Speaking of which, there were, as usual, some excellent sessions on the brain. For example, Stephen Smith , Davi Bock  and Mark Ellisman  described amazing work to map out the intricate neural connectivity of our organs of thought. Though there's still a long way to go, the pace of progress in understanding the cellular and molecular structure and function of the brain is truly astonishing and I wouldn't like to bet money against our being able to understand — or at least model — the mechanisms in realistic detail within the next decade or two.
But this still leaves huge conceptual challenges, most notably regarding conscious awareness. That's why I was particularly interested in a later session held by Joel Snyder , who described experiments to tease apart attention and awareness (it turns out that your brain can attend to something without being aware of it).
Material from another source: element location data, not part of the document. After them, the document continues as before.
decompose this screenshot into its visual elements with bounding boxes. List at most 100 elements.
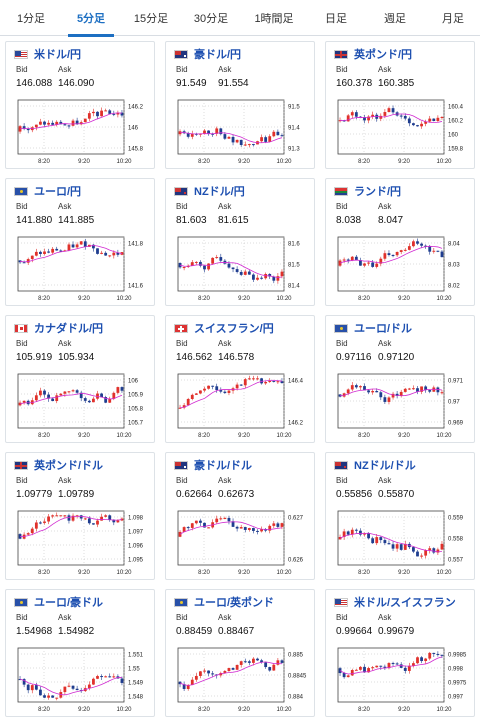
currency-pair-name[interactable]: 英ポンド/ドル — [34, 460, 104, 472]
currency-pair-name[interactable]: NZドル/円 — [194, 186, 245, 198]
candle-body — [100, 676, 103, 678]
currency-pair-name[interactable]: 豪ドル/ドル — [194, 460, 253, 472]
currency-pair-link[interactable]: カナダドル/円 — [14, 320, 103, 336]
currency-pair-link[interactable]: ユーロ/ドル — [334, 320, 412, 336]
currency-pair-link[interactable]: NZドル/円 — [174, 183, 245, 199]
rate-card[interactable]: ランド/円 Bid Ask 8.038 8.047 8.04 8.03 8.02 8:20 9:2… — [325, 178, 475, 306]
candlestick-chart[interactable]: 146.4 146.2 8:20 9:20 10:20 — [166, 370, 316, 444]
candle-body — [108, 110, 112, 114]
us-flag-icon — [334, 597, 348, 607]
tab-7[interactable]: 週足 — [384, 13, 406, 25]
currency-pair-link[interactable]: ユーロ/英ポンド — [174, 594, 274, 610]
rate-card[interactable]: NZドル/ドル Bid Ask 0.55856 0.55870 0.559 0.558 0.5… — [325, 452, 475, 580]
y-tick-label: 106 — [128, 379, 139, 385]
rate-card[interactable]: 米ドル/円 Bid Ask 146.088 146.090 146.2 146 145.8 8:… — [5, 41, 155, 169]
nz-flag-icon — [334, 460, 348, 470]
rate-card[interactable]: カナダドル/円 Bid Ask 105.919 105.934 106 105.9 105.8… — [5, 315, 155, 443]
currency-pair-link[interactable]: ランド/円 — [334, 183, 401, 199]
currency-pair-name[interactable]: カナダドル/円 — [34, 323, 104, 335]
rate-card[interactable]: ユーロ/円 Bid Ask 141.880 141.885 141.8 141.6 8:20 9… — [5, 178, 155, 306]
au-flag-icon — [174, 460, 188, 470]
candle-body — [63, 686, 67, 693]
currency-pair-name[interactable]: ランド/円 — [354, 186, 402, 198]
currency-pair-link[interactable]: 豪ドル/円 — [174, 46, 241, 62]
tab-6[interactable]: 日足 — [325, 13, 347, 25]
tab-8[interactable]: 月足 — [442, 13, 464, 25]
y-tick-label: 0.9985 — [448, 653, 467, 659]
rate-card[interactable]: NZドル/円 Bid Ask 81.603 81.615 81.6 81.5 81.4 8:20… — [165, 178, 315, 306]
currency-pair-name[interactable]: 豪ドル/円 — [194, 49, 242, 61]
rate-card[interactable]: 米ドル/スイスフラン Bid Ask 0.99664 0.99679 0.9985 0.99… — [325, 589, 475, 717]
rate-card[interactable]: ユーロ/ドル Bid Ask 0.97116 0.97120 0.971 0.97 0.969… — [325, 315, 475, 443]
rate-card[interactable]: 豪ドル/ドル Bid Ask 0.62664 0.62673 0.627 0.626 8:20… — [165, 452, 315, 580]
rate-card[interactable]: ユーロ/英ポンド Bid Ask 0.88459 0.88467 0.885 0.8845 0… — [165, 589, 315, 717]
candle-body — [354, 529, 358, 531]
currency-pair-link[interactable]: 英ポンド/ドル — [14, 457, 103, 473]
currency-pair-name[interactable]: スイスフラン/円 — [194, 323, 274, 335]
rate-card[interactable]: 豪ドル/円 Bid Ask 91.549 91.554 91.5 91.4 91.3 8:20 9… — [165, 41, 315, 169]
currency-pair-link[interactable]: 米ドル/円 — [14, 46, 81, 62]
currency-pair-link[interactable]: 豪ドル/ドル — [174, 457, 252, 473]
rate-card[interactable]: スイスフラン/円 Bid Ask 146.562 146.578 146.4 146.2 8:… — [165, 315, 315, 443]
currency-pair-link[interactable]: NZドル/ドル — [334, 457, 416, 473]
rate-card[interactable]: 英ポンド/円 Bid Ask 160.378 160.385 160.4 160.2 160 1… — [325, 41, 475, 169]
currency-pair-name[interactable]: 米ドル/円 — [34, 49, 82, 61]
candlestick-chart[interactable]: 1.551 1.55 1.549 1.548 8:20 9:20 10:20 — [6, 644, 156, 718]
tab-4[interactable]: 30分足 — [193, 13, 229, 25]
tab-5[interactable]: 1時間足 — [254, 13, 294, 25]
candlestick-chart[interactable]: 0.627 0.626 8:20 9:20 10:20 — [166, 507, 316, 581]
candle-body — [67, 391, 71, 393]
currency-pair-name[interactable]: ユーロ/豪ドル — [34, 597, 104, 609]
y-tick-label: 105.8 — [128, 407, 144, 413]
candle-body — [231, 136, 235, 143]
currency-pair-link[interactable]: ユーロ/円 — [14, 183, 81, 199]
currency-pair-name[interactable]: ユーロ/英ポンド — [194, 597, 275, 609]
candle-body — [112, 676, 116, 678]
y-tick-label: 0.997 — [448, 695, 464, 701]
candlestick-chart[interactable]: 81.6 81.5 81.4 8:20 9:20 10:20 — [166, 233, 316, 307]
candle-body — [260, 529, 263, 532]
candlestick-chart[interactable]: 146.2 146 145.8 8:20 9:20 10:20 — [6, 96, 156, 170]
candle-body — [363, 386, 366, 391]
candle-body — [71, 120, 75, 126]
candlestick-chart[interactable]: 0.971 0.97 0.969 8:20 9:20 10:20 — [326, 370, 476, 444]
candle-body — [100, 393, 103, 398]
candle-body — [260, 137, 263, 142]
x-tick-label: 8:20 — [38, 433, 50, 439]
currency-pair-name[interactable]: ユーロ/円 — [34, 186, 82, 198]
currency-pair-link[interactable]: 米ドル/スイスフラン — [334, 594, 456, 610]
currency-pair-name[interactable]: NZドル/ドル — [354, 460, 416, 472]
ask-value: 81.615 — [218, 215, 249, 226]
y-tick-label: 8.02 — [448, 284, 460, 290]
candlestick-chart[interactable]: 0.9985 0.998 0.9975 0.997 8:20 9:20 10:20 — [326, 644, 476, 718]
currency-pair-link[interactable]: スイスフラン/円 — [174, 320, 274, 336]
tab-3[interactable]: 15分足 — [133, 13, 169, 25]
moving-average-line — [340, 388, 443, 397]
x-tick-label: 9:20 — [398, 433, 410, 439]
candlestick-chart[interactable]: 0.559 0.558 0.557 8:20 9:20 10:20 — [326, 507, 476, 581]
currency-pair-link[interactable]: 英ポンド/円 — [334, 46, 412, 62]
ask-value: 146.090 — [58, 78, 95, 89]
candlestick-chart[interactable]: 160.4 160.2 160 159.8 8:20 9:20 10:20 — [326, 96, 476, 170]
currency-pair-name[interactable]: ユーロ/ドル — [354, 323, 413, 335]
candle-body — [243, 144, 247, 146]
tab-1[interactable]: 1分足 — [16, 13, 46, 25]
currency-pair-name[interactable]: 米ドル/スイスフラン — [354, 597, 456, 609]
rate-card[interactable]: ユーロ/豪ドル Bid Ask 1.54968 1.54982 1.551 1.55 1.54… — [5, 589, 155, 717]
x-tick-label: 8:20 — [198, 570, 210, 576]
candle-body — [432, 652, 436, 654]
currency-pair-name[interactable]: 英ポンド/円 — [354, 49, 413, 61]
candlestick-chart[interactable]: 141.8 141.6 8:20 9:20 10:20 — [6, 233, 156, 307]
candle-body — [239, 527, 243, 529]
tab-2[interactable]: 5分足 — [62, 0, 120, 37]
candlestick-chart[interactable]: 106 105.9 105.8 105.7 8:20 9:20 10:20 — [6, 370, 156, 444]
candlestick-chart[interactable]: 91.5 91.4 91.3 8:20 9:20 10:20 — [166, 96, 316, 170]
candlestick-chart[interactable]: 8.04 8.03 8.02 8:20 9:20 10:20 — [326, 233, 476, 307]
candle-body — [346, 531, 350, 535]
candlestick-chart[interactable]: 0.885 0.8845 0.884 8:20 9:20 10:20 — [166, 644, 316, 718]
candle-body — [104, 676, 108, 678]
candlestick-chart[interactable]: 1.098 1.097 1.096 1.095 8:20 9:20 10:20 — [6, 507, 156, 581]
ask-value: 160.385 — [378, 78, 415, 89]
rate-card[interactable]: 英ポンド/ドル Bid Ask 1.09779 1.09789 1.098 1.097 1.0… — [5, 452, 155, 580]
currency-pair-link[interactable]: ユーロ/豪ドル — [14, 594, 103, 610]
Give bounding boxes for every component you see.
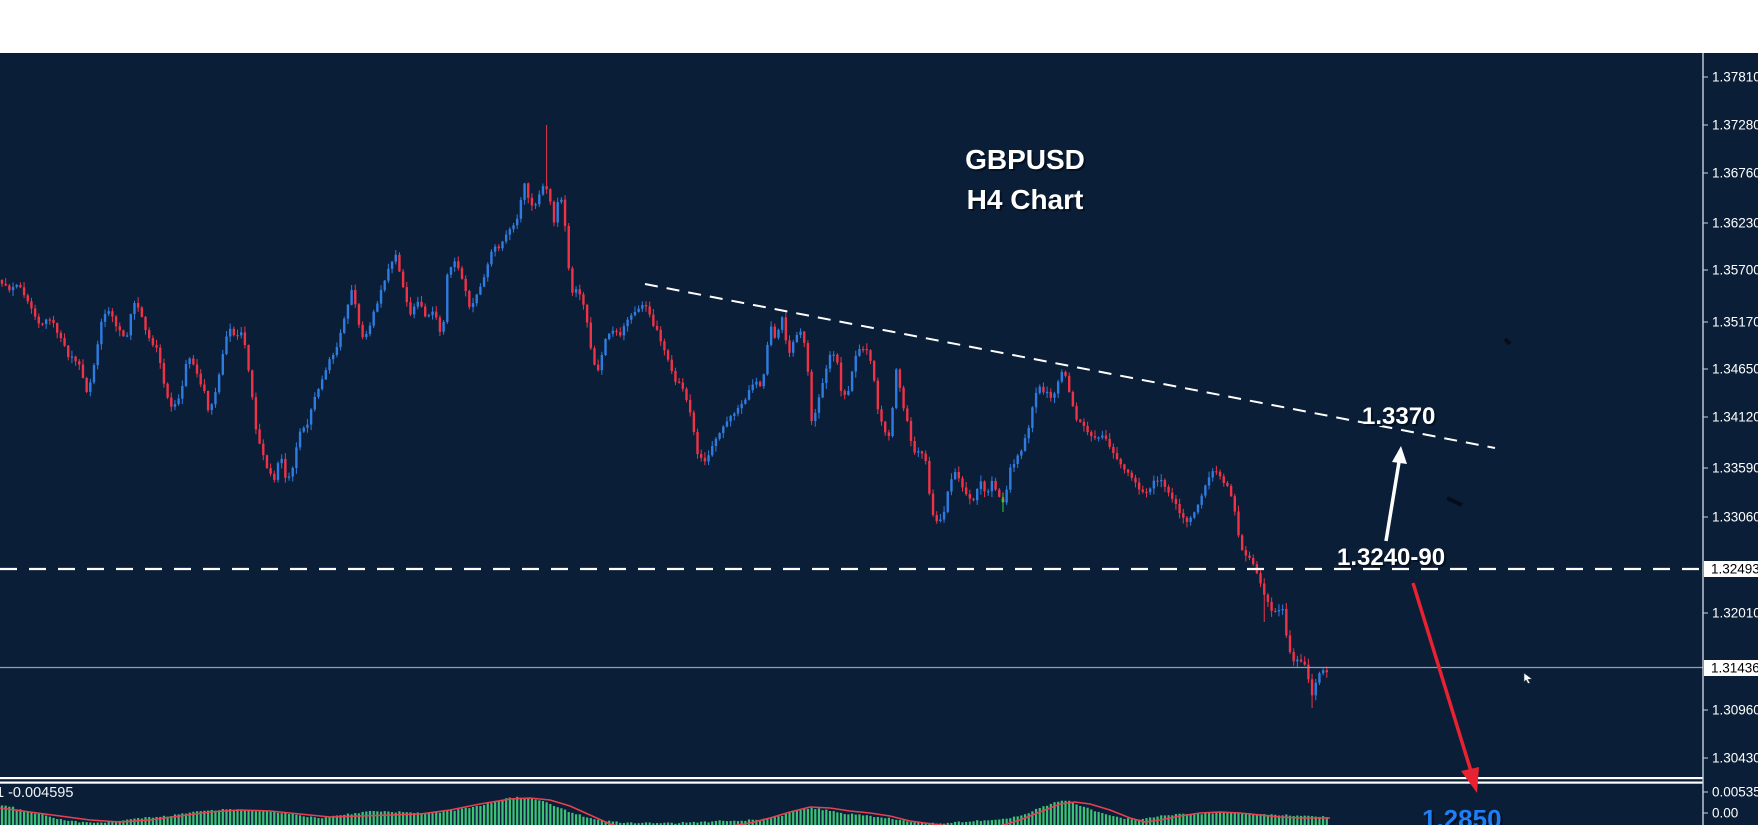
red-down-arrowhead xyxy=(1461,767,1479,793)
price-axis-label: 1.33590 xyxy=(1712,461,1758,476)
chart-timeframe: H4 Chart xyxy=(966,184,1084,215)
indicator-histogram xyxy=(0,796,1328,825)
white-up-arrow[interactable] xyxy=(1384,455,1402,542)
resistance-level-label: 1.3370 xyxy=(1362,403,1436,430)
chart-title: GBPUSD H4 Chart xyxy=(965,140,1085,220)
chart-background xyxy=(0,53,1758,825)
price-axis-label: 1.34650 xyxy=(1712,362,1758,377)
price-badge-value: 1.32493 xyxy=(1711,562,1758,577)
price-axis-label: 1.32010 xyxy=(1712,606,1758,621)
price-badge: 1.32493 xyxy=(1704,561,1758,577)
price-axis-label: 1.30430 xyxy=(1712,751,1758,766)
white-up-arrowhead xyxy=(1392,446,1407,464)
price-axis-label: 1.37280 xyxy=(1712,118,1758,133)
pane-separator xyxy=(0,777,1703,780)
price-axis-label: 0.005354 xyxy=(1712,785,1758,800)
descending-trendline[interactable] xyxy=(644,283,1496,449)
price-axis-label: 1.37810 xyxy=(1712,70,1758,85)
pane-separator xyxy=(0,781,1703,784)
candles xyxy=(0,125,1328,708)
price-axis[interactable]: 1.37810 1.37280 1.36760 1.36230 1.35700 1.351… xyxy=(1702,53,1758,825)
support-zone-label: 1.3240-90 xyxy=(1337,544,1446,571)
price-axis-label: 1.36760 xyxy=(1712,166,1758,181)
chart-symbol: GBPUSD xyxy=(965,144,1085,175)
price-target-label: 1.2850 xyxy=(1422,804,1502,825)
window-top-strip xyxy=(0,0,1758,53)
price-axis-label: 1.34120 xyxy=(1712,410,1758,425)
indicator-value-label: 1 -0.004595 xyxy=(0,785,74,801)
price-axis-label: 1.30960 xyxy=(1712,703,1758,718)
price-axis-label: 1.35700 xyxy=(1712,263,1758,278)
black-pen-mark xyxy=(1446,496,1463,507)
price-axis-label: 1.33060 xyxy=(1712,510,1758,525)
price-axis-label: 0.00 xyxy=(1712,806,1738,821)
price-axis-label: 1.35170 xyxy=(1712,315,1758,330)
signal-line xyxy=(0,797,1330,825)
mouse-cursor-icon xyxy=(1523,672,1533,684)
price-axis-label: 1.36230 xyxy=(1712,216,1758,231)
black-dash-mark xyxy=(1503,337,1512,346)
price-badge: 1.31436 xyxy=(1704,660,1758,676)
red-down-arrow[interactable] xyxy=(1411,582,1476,782)
price-badge-value: 1.31436 xyxy=(1711,661,1758,676)
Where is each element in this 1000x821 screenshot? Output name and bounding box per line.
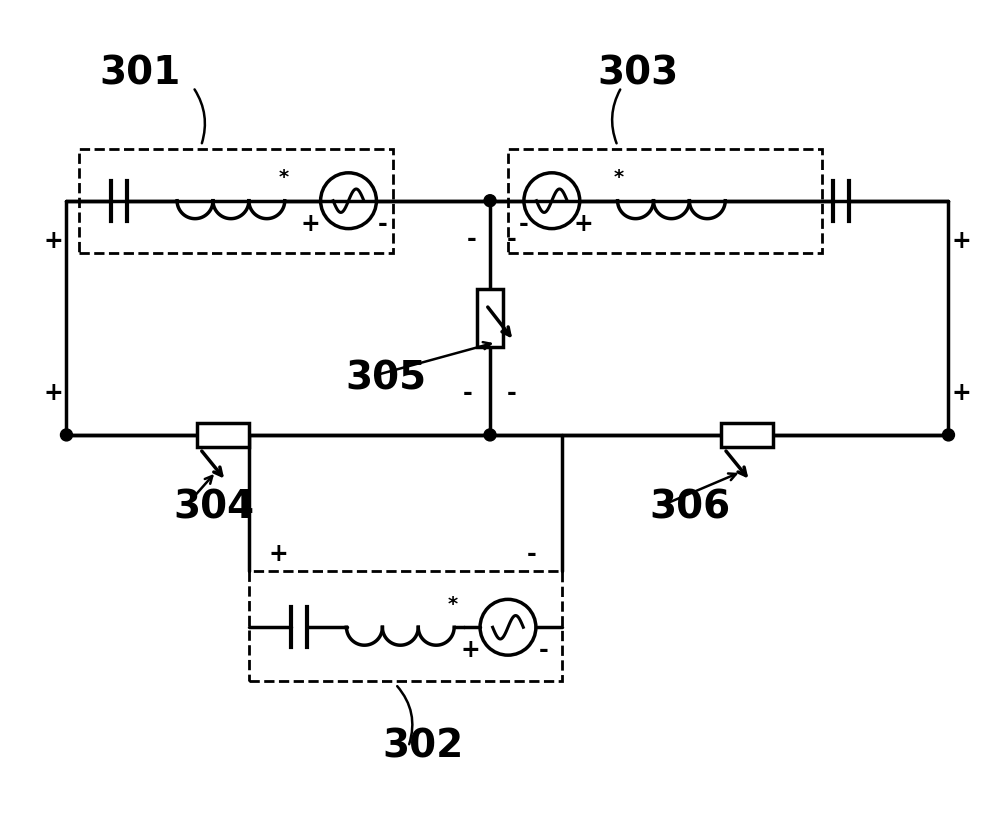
Circle shape [942, 429, 954, 441]
Text: +: + [44, 228, 63, 253]
Text: +: + [44, 381, 63, 405]
Text: -: - [463, 381, 473, 405]
Circle shape [60, 429, 72, 441]
Text: -: - [539, 638, 549, 663]
FancyArrowPatch shape [397, 686, 412, 744]
Text: *: * [279, 168, 289, 187]
Text: -: - [507, 381, 517, 405]
Text: -: - [527, 542, 537, 566]
Text: *: * [448, 595, 458, 614]
Text: +: + [952, 381, 971, 405]
Circle shape [484, 429, 496, 441]
Text: +: + [269, 542, 289, 566]
Bar [508, 149, 822, 253]
Text: +: + [301, 212, 321, 236]
Text: 302: 302 [382, 728, 464, 766]
Circle shape [484, 195, 496, 207]
Text: 304: 304 [173, 488, 254, 526]
Text: +: + [574, 212, 594, 236]
FancyArrowPatch shape [195, 89, 205, 143]
FancyArrowPatch shape [612, 89, 620, 144]
Bar [197, 423, 249, 447]
Text: 305: 305 [346, 359, 427, 397]
Text: -: - [378, 212, 387, 236]
Bar [249, 571, 562, 681]
Bar [477, 289, 503, 346]
Text: -: - [519, 212, 529, 236]
Text: 303: 303 [598, 54, 679, 92]
Text: +: + [460, 638, 480, 663]
Text: 301: 301 [99, 54, 181, 92]
Text: +: + [952, 228, 971, 253]
Bar [721, 423, 773, 447]
Text: -: - [507, 227, 517, 250]
Bar [79, 149, 393, 253]
Text: -: - [467, 227, 477, 250]
Text: 306: 306 [649, 488, 731, 526]
Text: *: * [614, 168, 624, 187]
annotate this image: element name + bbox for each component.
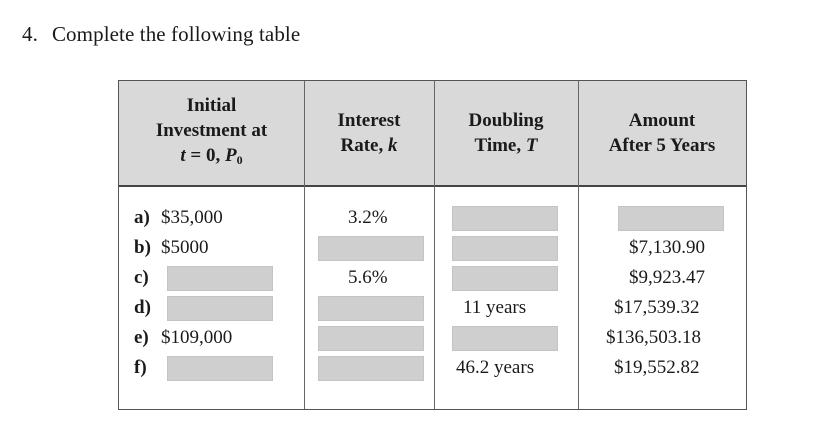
row-label: a) <box>134 207 150 228</box>
answer-blank[interactable] <box>318 326 424 351</box>
header-initial-line1: Initial <box>186 95 237 116</box>
table-row: c) 5.6% $9,923.47 <box>119 263 746 293</box>
row-label: e) <box>134 327 149 348</box>
header-doubling-time: Doubling Time, T <box>434 81 578 185</box>
header-doubling-line2: Time, T <box>469 133 544 158</box>
answer-blank[interactable] <box>452 266 558 291</box>
answer-blank[interactable] <box>167 296 273 321</box>
table-row: b) $5000 $7,130.90 <box>119 233 746 263</box>
header-initial-line2: Investment at <box>155 120 268 141</box>
answer-blank[interactable] <box>167 266 273 291</box>
column-divider <box>434 81 435 409</box>
header-amount-line1: Amount <box>628 110 696 131</box>
table-header <box>119 81 746 187</box>
answer-blank[interactable] <box>452 326 558 351</box>
header-initial-investment: Initial Investment at t = 0, P0 <box>119 81 304 185</box>
column-divider <box>304 81 305 409</box>
row-label: f) <box>134 357 147 378</box>
table-row: e) $109,000 $136,503.18 <box>119 323 746 353</box>
answer-blank[interactable] <box>318 236 424 261</box>
question-text: Complete the following table <box>51 22 301 46</box>
row-label: c) <box>134 267 149 288</box>
initial-value: $109,000 <box>161 327 233 348</box>
variable-p: P <box>224 145 237 166</box>
variable-k: k <box>387 135 398 156</box>
table-row: d) 11 years $17,539.32 <box>119 293 746 323</box>
header-rate-line1: Interest <box>337 110 401 131</box>
column-divider <box>578 81 579 409</box>
header-rate-text: Rate, <box>340 135 388 156</box>
header-amount-line2: After 5 Years <box>608 135 716 156</box>
answer-blank[interactable] <box>318 356 424 381</box>
amount-value: $7,130.90 <box>629 237 705 258</box>
variable-T: T <box>525 135 538 156</box>
answer-blank[interactable] <box>318 296 424 321</box>
answer-blank[interactable] <box>618 206 724 231</box>
header-initial-eq: = 0, <box>185 145 225 166</box>
header-doubling-text: Time, <box>474 135 526 156</box>
doubling-value: 46.2 years <box>456 357 535 378</box>
answer-blank[interactable] <box>452 206 558 231</box>
header-amount-after-5-years: Amount After 5 Years <box>578 81 746 185</box>
amount-value: $17,539.32 <box>614 297 700 318</box>
initial-value: $35,000 <box>161 207 223 228</box>
row-label: b) <box>134 237 151 258</box>
rate-value: 5.6% <box>348 267 388 288</box>
header-doubling-line1: Doubling <box>468 110 544 131</box>
variable-p-subscript: 0 <box>236 153 243 167</box>
investment-table: Initial Investment at t = 0, P0 Interest… <box>118 80 747 410</box>
amount-value: $19,552.82 <box>614 357 700 378</box>
answer-blank[interactable] <box>167 356 273 381</box>
initial-value: $5000 <box>161 237 209 258</box>
amount-value: $136,503.18 <box>606 327 701 348</box>
row-label: d) <box>134 297 151 318</box>
header-initial-line3: t = 0, P0 <box>156 143 267 173</box>
variable-t: t <box>180 145 186 166</box>
doubling-value: 11 years <box>463 297 527 318</box>
question-heading: 4. Complete the following table <box>22 22 300 47</box>
header-rate-line2: Rate, k <box>338 133 401 158</box>
header-interest-rate: Interest Rate, k <box>304 81 434 185</box>
rate-value: 3.2% <box>348 207 388 228</box>
amount-value: $9,923.47 <box>629 267 705 288</box>
question-number: 4. <box>22 22 38 46</box>
table-row: a) $35,000 3.2% <box>119 203 746 233</box>
answer-blank[interactable] <box>452 236 558 261</box>
table-row: f) 46.2 years $19,552.82 <box>119 353 746 383</box>
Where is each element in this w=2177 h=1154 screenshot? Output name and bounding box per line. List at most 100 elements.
This in turn provides an experimental opening to investigate how the brain gives rise to conscious perception, and why we have it at all — i.e., what extra abilities this confers on us over an unconscious mind. This for me is one of the most intellectually interesting questions in all of science. (Another is the related but distinct question of why subjective experience exists at all in this material universe.) A good reminder that we can't rely on what our brains tell us came in a sessions led by Matt Parker  and by Simon Singh  on the human tendency to find meaningless patterns. Once again, stories, even fictional ones, trump data.
Unfortunately all Sci Foos must come to an end, and where better place to finish an event hosted at Google than a session entitled 'The Age of the Algorithm', led by info-viz guru Jer Thorp , creator of science-inspired iPad apps, Scott Snibbe (already mentioned above), and maths populariser Alex Bellos . Especially striking was Jer's account of using algorithms to position the names of the deceased on the 9/11 memorial in NY.
That was my Sci Foo. In telling this story I have left out many other beautiful and inspiring questions that I encountered along the way. For example, how does a spider's web absorb the kinetic energy of a fly so that the insect doesn't simply bounce off again? (Answer: by containing exquisitely engineered reversibly breaking bonds.) And in embracing soap have we lost anything important from our skins? (Answer: quite possibly yes, in the form of a miniscule ammonia-oxidising bacterium that might have benefits for our health and wellbeing.) And should all science conferences include an"Ignite" session in which each speaker has exactly 5 minutes — and 20 slides auto-forwarding every 15 seconds — to get their point across. (Answer: absolutely.) But that's my point: there's too much going on to describe it all, and everyone's experience is different. I refer you to my fellow attendees' accounts for other views of the vistas and crevices of Sci Foo.